The paramount problem with biofuels remains large-scale production. Unsolved questions in that realm include certification of fuel for aircraft use, acquisition of sufficient areas of land suitable for growing energy crop (such as jatropha) but not usable for food production, investment in biofuel plants, and guarantees for investors that biofuel will be used, even if it’s pricier than fossil fuel. Most summit participants agreed that the regulatory framework for biofuel and CO2 reduction needs to be coordinated at an international level. ICAO’s John Begin said his organization is ready to assume that role but needs the support of all governments.
Andrew Herdman, director general of the Association of Asia Pacific Airlines, pointed out that biofuel, if mixed with fossil fuel, will allow airlines to save part of their CO2 taxes in markets where such taxes are levied, which might motivate airlines to buy biofuel, even at prices higher than those for fossil fuel. Fuel blending necessitates the development of certified biofuels with properties similar to those of jet-A.

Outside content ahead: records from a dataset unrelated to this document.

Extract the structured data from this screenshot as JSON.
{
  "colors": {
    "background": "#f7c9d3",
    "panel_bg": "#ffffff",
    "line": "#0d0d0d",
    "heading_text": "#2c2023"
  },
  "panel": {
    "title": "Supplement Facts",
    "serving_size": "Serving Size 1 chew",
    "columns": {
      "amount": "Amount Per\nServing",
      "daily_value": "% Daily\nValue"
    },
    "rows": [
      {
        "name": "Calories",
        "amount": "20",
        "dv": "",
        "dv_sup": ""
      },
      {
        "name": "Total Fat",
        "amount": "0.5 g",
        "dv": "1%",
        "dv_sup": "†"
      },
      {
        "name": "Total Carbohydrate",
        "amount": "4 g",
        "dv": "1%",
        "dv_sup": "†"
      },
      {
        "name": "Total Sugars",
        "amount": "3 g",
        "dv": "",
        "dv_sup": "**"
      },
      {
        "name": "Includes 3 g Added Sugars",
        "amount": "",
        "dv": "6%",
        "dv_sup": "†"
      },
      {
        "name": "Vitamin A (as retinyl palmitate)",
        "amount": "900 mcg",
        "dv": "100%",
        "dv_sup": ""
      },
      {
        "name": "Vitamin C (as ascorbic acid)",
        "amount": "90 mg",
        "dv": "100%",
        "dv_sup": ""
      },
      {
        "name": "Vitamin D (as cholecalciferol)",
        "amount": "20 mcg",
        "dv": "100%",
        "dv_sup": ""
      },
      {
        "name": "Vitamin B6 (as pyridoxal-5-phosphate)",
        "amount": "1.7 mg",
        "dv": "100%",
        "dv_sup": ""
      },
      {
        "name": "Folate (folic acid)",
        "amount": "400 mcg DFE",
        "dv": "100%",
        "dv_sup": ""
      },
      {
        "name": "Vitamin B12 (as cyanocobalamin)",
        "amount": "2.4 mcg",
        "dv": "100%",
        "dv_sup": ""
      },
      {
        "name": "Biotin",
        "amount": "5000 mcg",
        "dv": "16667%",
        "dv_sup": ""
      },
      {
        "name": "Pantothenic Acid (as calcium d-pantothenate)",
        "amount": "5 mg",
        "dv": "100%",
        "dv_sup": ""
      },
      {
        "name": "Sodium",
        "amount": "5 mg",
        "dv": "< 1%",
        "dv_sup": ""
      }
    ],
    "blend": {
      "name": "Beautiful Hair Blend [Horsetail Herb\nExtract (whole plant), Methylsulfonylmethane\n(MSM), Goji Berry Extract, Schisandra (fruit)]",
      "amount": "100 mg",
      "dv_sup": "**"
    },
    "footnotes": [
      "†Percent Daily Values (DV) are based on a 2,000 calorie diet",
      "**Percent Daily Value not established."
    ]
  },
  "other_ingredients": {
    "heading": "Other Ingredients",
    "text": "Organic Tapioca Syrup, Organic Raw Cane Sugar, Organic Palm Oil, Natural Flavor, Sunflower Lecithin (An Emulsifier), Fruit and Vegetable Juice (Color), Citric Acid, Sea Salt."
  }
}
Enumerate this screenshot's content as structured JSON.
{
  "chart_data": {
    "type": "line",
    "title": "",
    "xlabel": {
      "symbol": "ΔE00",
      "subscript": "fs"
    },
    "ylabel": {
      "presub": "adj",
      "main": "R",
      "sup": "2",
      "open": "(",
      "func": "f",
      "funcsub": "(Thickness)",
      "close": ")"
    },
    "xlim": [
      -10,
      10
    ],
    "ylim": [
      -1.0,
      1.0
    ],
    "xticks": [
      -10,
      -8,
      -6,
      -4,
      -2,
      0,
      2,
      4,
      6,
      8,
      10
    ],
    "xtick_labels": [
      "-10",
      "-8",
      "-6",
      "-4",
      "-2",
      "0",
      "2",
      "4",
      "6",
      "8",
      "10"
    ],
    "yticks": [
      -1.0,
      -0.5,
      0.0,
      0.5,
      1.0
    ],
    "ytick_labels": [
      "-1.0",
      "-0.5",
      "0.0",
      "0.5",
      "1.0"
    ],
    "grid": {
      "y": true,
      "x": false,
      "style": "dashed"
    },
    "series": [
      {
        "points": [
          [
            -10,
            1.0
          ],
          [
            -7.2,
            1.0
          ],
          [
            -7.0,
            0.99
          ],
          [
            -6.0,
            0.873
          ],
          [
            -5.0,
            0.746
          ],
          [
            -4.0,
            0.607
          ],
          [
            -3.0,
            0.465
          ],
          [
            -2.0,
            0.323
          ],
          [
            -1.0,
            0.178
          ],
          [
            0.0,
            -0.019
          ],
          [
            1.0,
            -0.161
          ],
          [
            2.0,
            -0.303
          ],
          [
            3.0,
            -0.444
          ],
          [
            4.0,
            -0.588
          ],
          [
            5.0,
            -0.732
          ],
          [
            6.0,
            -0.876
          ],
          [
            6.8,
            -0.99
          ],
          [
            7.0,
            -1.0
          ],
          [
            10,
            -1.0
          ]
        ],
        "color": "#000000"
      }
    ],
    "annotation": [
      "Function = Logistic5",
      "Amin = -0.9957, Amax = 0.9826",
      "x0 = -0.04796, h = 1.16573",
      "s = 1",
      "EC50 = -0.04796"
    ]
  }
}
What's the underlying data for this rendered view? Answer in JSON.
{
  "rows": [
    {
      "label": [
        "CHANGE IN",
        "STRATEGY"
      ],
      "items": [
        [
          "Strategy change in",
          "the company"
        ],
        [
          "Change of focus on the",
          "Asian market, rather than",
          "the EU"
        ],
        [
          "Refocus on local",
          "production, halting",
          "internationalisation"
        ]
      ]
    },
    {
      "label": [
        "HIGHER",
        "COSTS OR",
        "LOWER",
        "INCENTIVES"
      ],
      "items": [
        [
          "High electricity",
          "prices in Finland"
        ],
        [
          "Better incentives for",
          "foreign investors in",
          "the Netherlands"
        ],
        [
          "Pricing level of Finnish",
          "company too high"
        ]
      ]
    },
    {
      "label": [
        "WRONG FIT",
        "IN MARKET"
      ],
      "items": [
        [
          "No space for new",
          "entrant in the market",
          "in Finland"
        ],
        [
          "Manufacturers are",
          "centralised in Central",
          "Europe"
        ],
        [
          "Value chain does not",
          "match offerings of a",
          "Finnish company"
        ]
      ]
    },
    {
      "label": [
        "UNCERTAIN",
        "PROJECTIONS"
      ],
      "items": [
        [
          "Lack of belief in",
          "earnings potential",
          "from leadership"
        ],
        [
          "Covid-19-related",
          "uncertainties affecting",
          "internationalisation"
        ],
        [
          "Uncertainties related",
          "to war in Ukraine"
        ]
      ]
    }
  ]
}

Christoph Franz, CEO of the airline Swiss, slammed the concept of CO2 taxes for impeding the implementation of new technology. He pointed out that the Lufthansa Group is investing heavily in new, fuel-efficient aircraft, which is possible only because the airline is profitable. He maintains that operators will procure fewer new-generation airplanes if they find their profits subject to more taxes. While government representatives countered that CO2 taxes are needed to finance programs for biofuel implementation, summit participants saw CO2 as a pretext for raising new taxes.
The Geneva Aviation and Environment Summit was jointly organized by the Airports Council International, Air Transport Action Group, Civil Air Navigation Services Organization, International Air Transport Association and International Coordinating Council of Aerospace Industries Associations. Sponsors included Boeing, Airbus, Bombardier, Rolls-Royce, Pratt & Whitney, CFM International and Sita. Business aviation did not participate directly but was involved through international organizations and sponsors.